I am learning elementary category theory. My question was raised while I was reading a part about a characteristic of adjoint functors.
We adopt a policy for the notation $h_A(X) = \mathrm{Mor}(X, A)$ and $h^A(X) = \mathrm{Mor}(A, X)$. We use $C^\wedge$ to denote the category of presheaves on a category $C$. Thus, for $A$ being an object of a category $C$, the functor $h_A$, or $h^A$, is an object of $C^\wedge$, or $C^{\mathrm{op}\wedge}$, respectively.

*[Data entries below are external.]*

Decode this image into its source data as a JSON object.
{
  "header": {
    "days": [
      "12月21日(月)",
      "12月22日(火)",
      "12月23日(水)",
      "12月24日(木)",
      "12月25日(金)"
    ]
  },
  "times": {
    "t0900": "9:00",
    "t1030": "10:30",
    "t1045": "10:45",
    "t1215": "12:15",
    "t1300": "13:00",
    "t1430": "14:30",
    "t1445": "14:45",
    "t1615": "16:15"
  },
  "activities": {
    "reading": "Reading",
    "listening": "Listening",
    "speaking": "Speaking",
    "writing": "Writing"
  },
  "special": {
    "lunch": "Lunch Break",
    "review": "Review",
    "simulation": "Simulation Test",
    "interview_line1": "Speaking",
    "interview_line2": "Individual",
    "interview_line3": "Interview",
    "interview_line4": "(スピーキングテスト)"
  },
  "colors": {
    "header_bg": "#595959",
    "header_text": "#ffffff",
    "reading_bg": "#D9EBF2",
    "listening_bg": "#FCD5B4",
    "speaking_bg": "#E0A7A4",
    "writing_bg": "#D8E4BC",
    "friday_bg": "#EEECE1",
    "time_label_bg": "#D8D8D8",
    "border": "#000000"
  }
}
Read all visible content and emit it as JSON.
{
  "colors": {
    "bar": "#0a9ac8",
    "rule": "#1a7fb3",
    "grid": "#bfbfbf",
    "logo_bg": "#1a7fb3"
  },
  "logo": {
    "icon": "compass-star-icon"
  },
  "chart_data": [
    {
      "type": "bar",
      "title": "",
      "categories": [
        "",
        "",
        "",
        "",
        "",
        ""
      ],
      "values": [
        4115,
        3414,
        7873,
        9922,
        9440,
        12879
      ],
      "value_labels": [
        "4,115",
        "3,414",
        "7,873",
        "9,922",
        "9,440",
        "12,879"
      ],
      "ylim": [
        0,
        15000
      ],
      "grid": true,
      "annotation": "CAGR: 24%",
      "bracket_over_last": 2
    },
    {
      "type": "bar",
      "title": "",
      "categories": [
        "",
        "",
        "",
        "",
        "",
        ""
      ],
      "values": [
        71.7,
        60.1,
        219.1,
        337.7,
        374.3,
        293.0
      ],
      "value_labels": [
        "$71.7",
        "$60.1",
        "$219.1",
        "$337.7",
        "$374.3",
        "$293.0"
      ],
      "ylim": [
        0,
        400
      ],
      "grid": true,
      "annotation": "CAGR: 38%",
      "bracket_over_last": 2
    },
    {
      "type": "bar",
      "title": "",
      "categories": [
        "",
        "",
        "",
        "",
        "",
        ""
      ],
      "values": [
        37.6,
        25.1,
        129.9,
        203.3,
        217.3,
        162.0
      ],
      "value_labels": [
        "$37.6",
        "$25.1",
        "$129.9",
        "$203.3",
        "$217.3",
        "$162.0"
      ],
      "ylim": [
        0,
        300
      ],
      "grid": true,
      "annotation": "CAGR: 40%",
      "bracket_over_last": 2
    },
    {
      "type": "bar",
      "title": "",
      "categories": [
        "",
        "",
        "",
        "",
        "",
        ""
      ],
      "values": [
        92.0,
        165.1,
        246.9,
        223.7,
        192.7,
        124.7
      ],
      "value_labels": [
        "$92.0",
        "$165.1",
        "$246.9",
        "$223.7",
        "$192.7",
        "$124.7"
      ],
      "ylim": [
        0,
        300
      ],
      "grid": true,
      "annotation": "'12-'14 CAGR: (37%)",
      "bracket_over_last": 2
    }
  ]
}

Let $C, C'$ be categories. Let $F \colon C \to C'$ and $G \colon C' \to C$ be functors. We use the same notations for $F \colon C^{\mathrm{op}} \to C'^{\mathrm{op}}$ and $G \colon C'^{\mathrm{op}} \to C^{\mathrm{op}}$ We have a functor between presheaves $G^*: C^{\mathrm{op}\wedge} \to C'^{\mathrm{op}\wedge}$. Let $$ \psi \colon h_{C'^{\mathrm{op}}} \circ F \to G^* \circ h_{C^{\mathrm{op}}} $$ be a morphism between functors. Here, we used $h_C \colon C \to C^\wedge$ to denote a functor defined by $h_C(A) = h_A$ for an object $A$ and $h_C(f) \colon h_A \to h_B$ with $h_C(f)(X) = f_*$ for a morphism $f \colon A \to B$. We note that, actually, $h_{C^{\mathrm{op}}}(A) = h^A$ and $h_{C^{\mathrm{op}}}(f)(X) = f^*$.

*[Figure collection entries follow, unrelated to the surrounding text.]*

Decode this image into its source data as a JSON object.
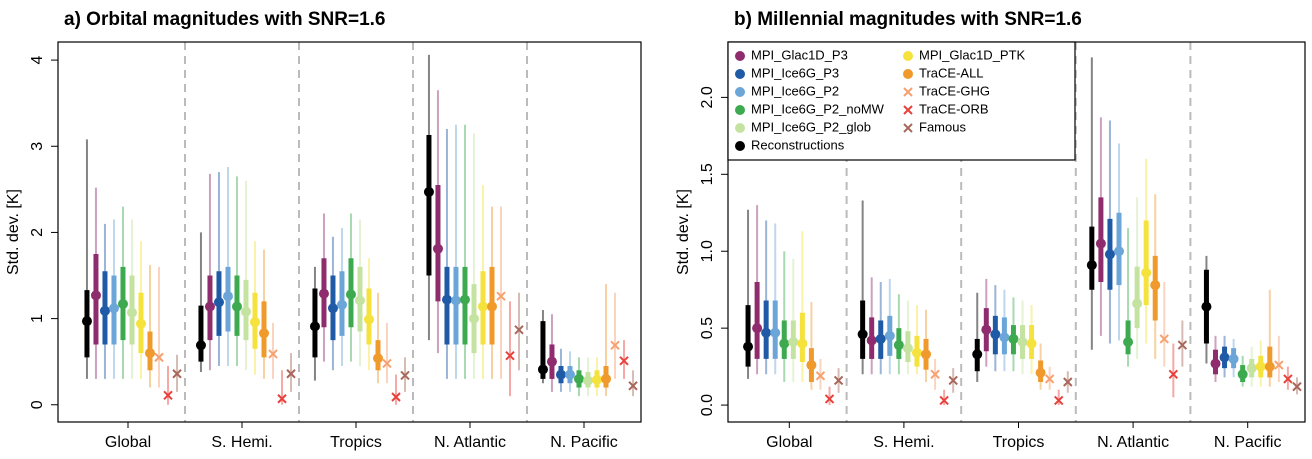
{
  "chart_data": [
    {
      "type": "dot-range",
      "title": "a) Orbital magnitudes with SNR=1.6",
      "y_label": "Std. dev. [K]",
      "categories": [
        "Global",
        "S. Hemi.",
        "Tropics",
        "N. Atlantic",
        "N. Pacific"
      ],
      "ylim": [
        -0.2,
        4.21
      ],
      "yticks": [
        0,
        1,
        2,
        3,
        4
      ],
      "series": [
        {
          "color": "#000000",
          "marker": "circle",
          "values": [
            0.97,
            0.69,
            0.91,
            2.47,
            0.41
          ],
          "inner_low": [
            0.55,
            0.5,
            0.55,
            1.5,
            0.3
          ],
          "inner_high": [
            1.33,
            1.15,
            1.35,
            3.13,
            0.97
          ],
          "outer_low": [
            0.3,
            0.38,
            0.28,
            0.75,
            0.25
          ],
          "outer_high": [
            3.08,
            2.0,
            1.6,
            4.06,
            1.1
          ]
        },
        {
          "color": "#8E2C6E",
          "marker": "circle",
          "values": [
            1.27,
            1.14,
            1.29,
            1.81,
            0.5
          ],
          "inner_low": [
            0.7,
            0.75,
            0.9,
            1.2,
            0.3
          ],
          "inner_high": [
            1.75,
            1.5,
            1.7,
            2.55,
            0.7
          ],
          "outer_low": [
            0.3,
            0.4,
            0.5,
            0.6,
            0.15
          ],
          "outer_high": [
            2.52,
            2.68,
            2.22,
            3.65,
            1.05
          ]
        },
        {
          "color": "#1F5AA6",
          "marker": "circle",
          "values": [
            1.09,
            1.19,
            1.12,
            1.22,
            0.35
          ],
          "inner_low": [
            0.7,
            0.8,
            0.75,
            0.7,
            0.25
          ],
          "inner_high": [
            1.55,
            1.55,
            1.5,
            1.6,
            0.45
          ],
          "outer_low": [
            0.3,
            0.45,
            0.4,
            0.3,
            0.15
          ],
          "outer_high": [
            2.1,
            2.7,
            1.95,
            3.2,
            0.65
          ]
        },
        {
          "color": "#6CA6D9",
          "marker": "circle",
          "values": [
            1.12,
            1.26,
            1.16,
            1.21,
            0.35
          ],
          "inner_low": [
            0.7,
            0.85,
            0.8,
            0.7,
            0.25
          ],
          "inner_high": [
            1.5,
            1.6,
            1.55,
            1.6,
            0.45
          ],
          "outer_low": [
            0.3,
            0.45,
            0.45,
            0.3,
            0.15
          ],
          "outer_high": [
            2.15,
            2.76,
            2.05,
            3.25,
            0.62
          ]
        },
        {
          "color": "#3DAA4F",
          "marker": "circle",
          "values": [
            1.17,
            1.14,
            1.28,
            1.22,
            0.3
          ],
          "inner_low": [
            0.75,
            0.8,
            0.9,
            0.7,
            0.2
          ],
          "inner_high": [
            1.6,
            1.5,
            1.7,
            1.6,
            0.4
          ],
          "outer_low": [
            0.3,
            0.45,
            0.5,
            0.3,
            0.1
          ],
          "outer_high": [
            2.3,
            2.65,
            2.22,
            3.25,
            0.55
          ]
        },
        {
          "color": "#C5E3A0",
          "marker": "circle",
          "values": [
            1.07,
            1.08,
            1.21,
            1.0,
            0.28
          ],
          "inner_low": [
            0.7,
            0.75,
            0.85,
            0.6,
            0.2
          ],
          "inner_high": [
            1.5,
            1.45,
            1.6,
            1.4,
            0.38
          ],
          "outer_low": [
            0.3,
            0.4,
            0.45,
            0.3,
            0.1
          ],
          "outer_high": [
            2.15,
            2.6,
            2.15,
            3.15,
            0.55
          ]
        },
        {
          "color": "#F5E23C",
          "marker": "circle",
          "values": [
            0.94,
            0.96,
            0.99,
            1.14,
            0.29
          ],
          "inner_low": [
            0.6,
            0.65,
            0.7,
            0.7,
            0.2
          ],
          "inner_high": [
            1.3,
            1.3,
            1.35,
            1.55,
            0.4
          ],
          "outer_low": [
            0.3,
            0.35,
            0.4,
            0.3,
            0.1
          ],
          "outer_high": [
            1.9,
            1.9,
            1.7,
            2.55,
            0.55
          ]
        },
        {
          "color": "#F09A2C",
          "marker": "circle",
          "values": [
            0.6,
            0.83,
            0.54,
            1.14,
            0.3
          ],
          "inner_low": [
            0.4,
            0.55,
            0.4,
            0.7,
            0.2
          ],
          "inner_high": [
            0.85,
            1.2,
            0.75,
            1.6,
            0.45
          ],
          "outer_low": [
            0.2,
            0.3,
            0.25,
            0.3,
            0.1
          ],
          "outer_high": [
            1.62,
            1.8,
            1.3,
            2.3,
            1.4
          ]
        },
        {
          "color": "#F7A070",
          "marker": "cross",
          "values": [
            0.55,
            0.59,
            0.48,
            1.26,
            0.69
          ],
          "outer_low": [
            0.2,
            0.3,
            0.25,
            0.3,
            0.3
          ],
          "outer_high": [
            1.6,
            0.95,
            0.95,
            2.3,
            1.3
          ]
        },
        {
          "color": "#E8413C",
          "marker": "cross",
          "values": [
            0.11,
            0.07,
            0.09,
            0.57,
            0.51
          ],
          "outer_low": [
            0.0,
            0.0,
            0.0,
            0.1,
            0.3
          ],
          "outer_high": [
            0.45,
            0.4,
            0.35,
            1.2,
            0.75
          ]
        },
        {
          "color": "#A8675A",
          "marker": "cross",
          "values": [
            0.36,
            0.36,
            0.34,
            0.87,
            0.22
          ],
          "outer_low": [
            0.15,
            0.15,
            0.15,
            0.4,
            0.1
          ],
          "outer_high": [
            0.58,
            0.6,
            0.55,
            1.3,
            0.4
          ]
        }
      ]
    },
    {
      "type": "dot-range",
      "title": "b) Millennial magnitudes with SNR=1.6",
      "y_label": "Std. dev. [K]",
      "categories": [
        "Global",
        "S. Hemi.",
        "Tropics",
        "N. Atlantic",
        "N. Pacific"
      ],
      "ylim": [
        -0.11,
        2.36
      ],
      "yticks": [
        {
          "value": 0,
          "label": "0.0"
        },
        0.5,
        {
          "value": 1,
          "label": "1.0"
        },
        1.5,
        {
          "value": 2,
          "label": "2.0"
        }
      ],
      "legend": "top-left",
      "series": [
        {
          "name": "Reconstructions",
          "color": "#000000",
          "marker": "circle",
          "values": [
            0.38,
            0.46,
            0.33,
            0.91,
            0.64
          ],
          "inner_low": [
            0.25,
            0.3,
            0.22,
            0.75,
            0.4
          ],
          "inner_high": [
            0.65,
            0.68,
            0.43,
            1.16,
            0.88
          ],
          "outer_low": [
            0.17,
            0.2,
            0.15,
            0.36,
            0.27
          ],
          "outer_high": [
            1.27,
            1.33,
            0.73,
            2.26,
            0.97
          ]
        },
        {
          "name": "MPI_Glac1D_P3",
          "color": "#8E2C6E",
          "marker": "circle",
          "values": [
            0.5,
            0.42,
            0.49,
            1.05,
            0.27
          ],
          "inner_low": [
            0.3,
            0.3,
            0.35,
            0.8,
            0.2
          ],
          "inner_high": [
            0.8,
            0.57,
            0.63,
            1.35,
            0.36
          ],
          "outer_low": [
            0.2,
            0.2,
            0.25,
            0.45,
            0.15
          ],
          "outer_high": [
            1.3,
            0.83,
            0.82,
            1.87,
            0.45
          ]
        },
        {
          "name": "MPI_Ice6G_P3",
          "color": "#1F5AA6",
          "marker": "circle",
          "values": [
            0.47,
            0.43,
            0.46,
            0.98,
            0.31
          ],
          "inner_low": [
            0.3,
            0.3,
            0.33,
            0.75,
            0.24
          ],
          "inner_high": [
            0.68,
            0.55,
            0.58,
            1.21,
            0.38
          ],
          "outer_low": [
            0.2,
            0.2,
            0.22,
            0.4,
            0.18
          ],
          "outer_high": [
            1.2,
            0.8,
            0.78,
            1.85,
            0.45
          ]
        },
        {
          "name": "MPI_Ice6G_P2",
          "color": "#6CA6D9",
          "marker": "circle",
          "values": [
            0.47,
            0.45,
            0.44,
            1.0,
            0.3
          ],
          "inner_low": [
            0.3,
            0.32,
            0.33,
            0.78,
            0.24
          ],
          "inner_high": [
            0.68,
            0.58,
            0.57,
            1.25,
            0.37
          ],
          "outer_low": [
            0.2,
            0.2,
            0.22,
            0.42,
            0.18
          ],
          "outer_high": [
            1.18,
            0.82,
            0.75,
            1.7,
            0.43
          ]
        },
        {
          "name": "MPI_Ice6G_P2_noMW",
          "color": "#3DAA4F",
          "marker": "circle",
          "values": [
            0.4,
            0.39,
            0.43,
            0.41,
            0.2
          ],
          "inner_low": [
            0.3,
            0.3,
            0.33,
            0.33,
            0.15
          ],
          "inner_high": [
            0.55,
            0.5,
            0.52,
            0.55,
            0.26
          ],
          "outer_low": [
            0.15,
            0.2,
            0.22,
            0.25,
            0.12
          ],
          "outer_high": [
            1.0,
            0.72,
            0.7,
            1.15,
            0.32
          ]
        },
        {
          "name": "MPI_Ice6G_P2_glob",
          "color": "#C5E3A0",
          "marker": "circle",
          "values": [
            0.41,
            0.37,
            0.41,
            0.66,
            0.24
          ],
          "inner_low": [
            0.3,
            0.28,
            0.3,
            0.5,
            0.18
          ],
          "inner_high": [
            0.55,
            0.48,
            0.52,
            0.9,
            0.3
          ],
          "outer_low": [
            0.15,
            0.2,
            0.2,
            0.3,
            0.12
          ],
          "outer_high": [
            0.95,
            0.68,
            0.68,
            1.35,
            0.38
          ]
        },
        {
          "name": "MPI_Glac1D_PTK",
          "color": "#F5E23C",
          "marker": "circle",
          "values": [
            0.4,
            0.34,
            0.4,
            0.86,
            0.25
          ],
          "inner_low": [
            0.28,
            0.25,
            0.3,
            0.65,
            0.18
          ],
          "inner_high": [
            0.6,
            0.45,
            0.52,
            1.2,
            0.32
          ],
          "outer_low": [
            0.15,
            0.2,
            0.2,
            0.4,
            0.12
          ],
          "outer_high": [
            1.13,
            0.65,
            0.65,
            1.6,
            0.42
          ]
        },
        {
          "name": "TraCE-ALL",
          "color": "#F09A2C",
          "marker": "circle",
          "values": [
            0.26,
            0.33,
            0.21,
            0.78,
            0.25
          ],
          "inner_low": [
            0.15,
            0.23,
            0.15,
            0.55,
            0.18
          ],
          "inner_high": [
            0.37,
            0.43,
            0.29,
            0.97,
            0.38
          ],
          "outer_low": [
            0.1,
            0.15,
            0.1,
            0.3,
            0.12
          ],
          "outer_high": [
            0.67,
            0.62,
            0.4,
            1.37,
            0.75
          ]
        },
        {
          "name": "TraCE-GHG",
          "color": "#F7A070",
          "marker": "cross",
          "values": [
            0.19,
            0.2,
            0.17,
            0.43,
            0.26
          ],
          "outer_low": [
            0.1,
            0.1,
            0.1,
            0.25,
            0.15
          ],
          "outer_high": [
            0.3,
            0.3,
            0.25,
            0.8,
            0.45
          ]
        },
        {
          "name": "TraCE-ORB",
          "color": "#E8413C",
          "marker": "cross",
          "values": [
            0.04,
            0.03,
            0.03,
            0.2,
            0.17
          ],
          "outer_low": [
            0.0,
            0.0,
            0.0,
            0.05,
            0.1
          ],
          "outer_high": [
            0.12,
            0.1,
            0.1,
            0.4,
            0.25
          ]
        },
        {
          "name": "Famous",
          "color": "#A8675A",
          "marker": "cross",
          "values": [
            0.16,
            0.16,
            0.15,
            0.39,
            0.12
          ],
          "outer_low": [
            0.08,
            0.08,
            0.08,
            0.25,
            0.07
          ],
          "outer_high": [
            0.24,
            0.24,
            0.22,
            0.55,
            0.18
          ]
        }
      ]
    }
  ]
}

For any $A$ being an object of $C$, for any $B$ being an object of $C'$, we have a function $$ \psi (A) (B) \colon \mathrm{Mor}_{C'} (F(A), B) \to \mathrm{Mor}_C (A, G(B)). $$
We want to define a morphism of functors $$ \varphi \colon \mathrm{Mor}_{C'} (F(\cdot), \cdot) \to \mathrm{Mor}_C (\cdot, G(\cdot)) $$ by $\varphi(A, B) = \psi(A)(B)$. My question is how to prove that $\varphi$ is really a morphism of functors.

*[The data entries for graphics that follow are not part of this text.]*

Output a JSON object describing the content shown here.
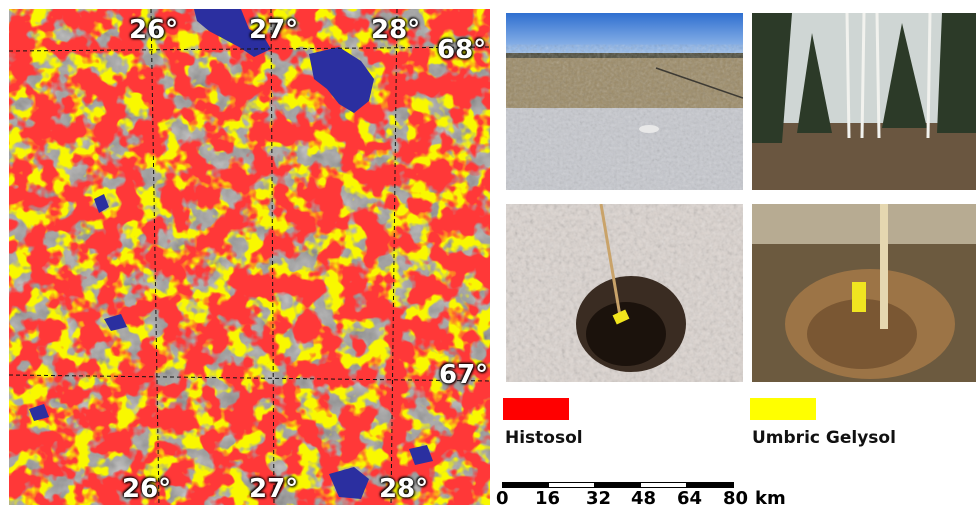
{
  "map": {
    "lon_labels_top": [
      "26°",
      "27°",
      "28°"
    ],
    "lon_labels_bottom": [
      "26°",
      "27°",
      "28°"
    ],
    "lat_labels": [
      "68°",
      "67°"
    ],
    "colors": {
      "histosol": "#ff0a0a",
      "gelysol": "#f0f000",
      "water": "#2b2fa0",
      "terrain": "#9a9a9a"
    }
  },
  "legend": {
    "items": [
      {
        "label": "Histosol",
        "color": "#ff0000"
      },
      {
        "label": "Umbric Gelysol",
        "color": "#ffff00"
      }
    ]
  },
  "scale": {
    "ticks": [
      "0",
      "16",
      "32",
      "48",
      "64",
      "80"
    ],
    "unit": "km"
  },
  "photos": [
    {
      "subject": "open bog landscape"
    },
    {
      "subject": "forest with birch trees"
    },
    {
      "subject": "soil pit with snow"
    },
    {
      "subject": "soil pit with measuring stick"
    }
  ]
}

Let me specify notations of proof. Let $f \colon A \to B$ be a morphism of $C$ and $f' \colon A' \to B'$ be a morphism of $C'$. We consider $f \times f' \colon A \times A' \to B \times B'$. Then, what we want to prove is that the following diagram is commutative. $$ \require{AMScd} \begin{CD} \mathrm{Mor}_{C'} (F(B), A') @> \mathrm{Mor}_{C'} (F(\cdot), \cdot)(f \times f') >> \mathrm{Mor}_{C'} (F(A), B') \\ @V \psi(B)(A') VV @V \psi(A)(B') VV\\ \mathrm{Mor}_{C} (B, G(A')) @> \mathrm{Mor}_C (\cdot, G(\cdot)) (f \times f') >> \mathrm{Mor}_{C} (A, G(B')). \end{CD} $$ Let $k \colon F(B) \to A'$ be a morphism of $C'$. This commutativity is equivalent to the following equation. $$ \psi(A)(B')(f' \circ k \circ F(f)) = G(f') \circ \psi(B)(A')(k) \circ f. $$ I can't prove this at the moment. Therefore I have decided to post this question. I would appreciate it if you give this a proof.